On bmh/bmm/bml, we have one bigmem node, so:
- 1TB of memory max
- 96 CPU
On high2/med2/low2, we have two parallel nodes, so:
- 512 GB RAM total, 256 GB max per job
- 32 cores on one machine, 64 cores on the other machine
These will all be different for your account and your compute node. See “What are HPC clusters’ access models?” at the HPC FAQ for how this works at UC Davis.
10.4.5 How can you get an account on your HPC?
To figure out what you have access to at UC Davis, see the HPC FAQ, “How do I request access to HPC clusters?”
10.5 What we’ve shown you today.
We’ve discussed how a computer cluster differs from a single remote computer: you have far more resources at your fingertips, but you need to deal with the added complexity of slurm (or another scheduler).

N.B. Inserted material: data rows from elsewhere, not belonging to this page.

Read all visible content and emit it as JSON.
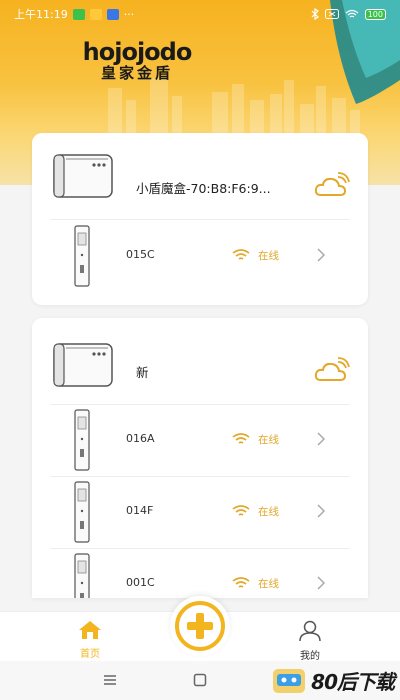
{
  "status_bar": {
    "time": "上午11:19",
    "more": "···",
    "battery": "100"
  },
  "logo": {
    "brand_en": "hojojodo",
    "brand_cn": "皇家金盾"
  },
  "groups": [
    {
      "hub_name": "小盾魔盒-70:B8:F6:9...",
      "devices": [
        {
          "name": "015C",
          "status": "在线"
        }
      ]
    },
    {
      "hub_name": "新",
      "devices": [
        {
          "name": "016A",
          "status": "在线"
        },
        {
          "name": "014F",
          "status": "在线"
        },
        {
          "name": "001C",
          "status": "在线"
        }
      ]
    }
  ],
  "bottom_nav": {
    "home_label": "首页",
    "mine_label": "我的"
  },
  "watermark": {
    "text": "80后下载"
  },
  "colors": {
    "accent": "#f3b51f",
    "status_online": "#e3a82a",
    "home_active": "#f3b51f",
    "header_top": "#f6b21f"
  }
}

We’ve shown you how to reserve a node interactively (with srun) or for a script (with sbatch).
We’ve given you some tips and tricks for using clusters effectively.
We’ve shown you how to track and examine running jobs.
And, finally, we’ve given you a few different ways to measure resource use, along with some suggestions on how to be a good person and share nicely.
You may never need to use a really big compute cluster to run things. But if you do, you’re at least ready to get started :)
10.6 Some final thoughts before departing farm and moving into the cloud.
This is the last time we’ll use farm. <waves goodbye>
For our last and final workshop in this series, Making use of on-demand “cloud” computers from Amazon Web Services, we’ll show you how to rent computers from Amazon. In our view, this is a great fallback when you have a burst computing need, or don’t have access to specific resources that you need (like GPUs).
Importantly, most of the stuff we’ve learned for remote computing will work just fine no matter what system we use. Shell, text editing, ssh, conda, project organization, shell scripting, version control, and snakemake will all work on any modern UNIX system.
…and that’s why we taught them to you :).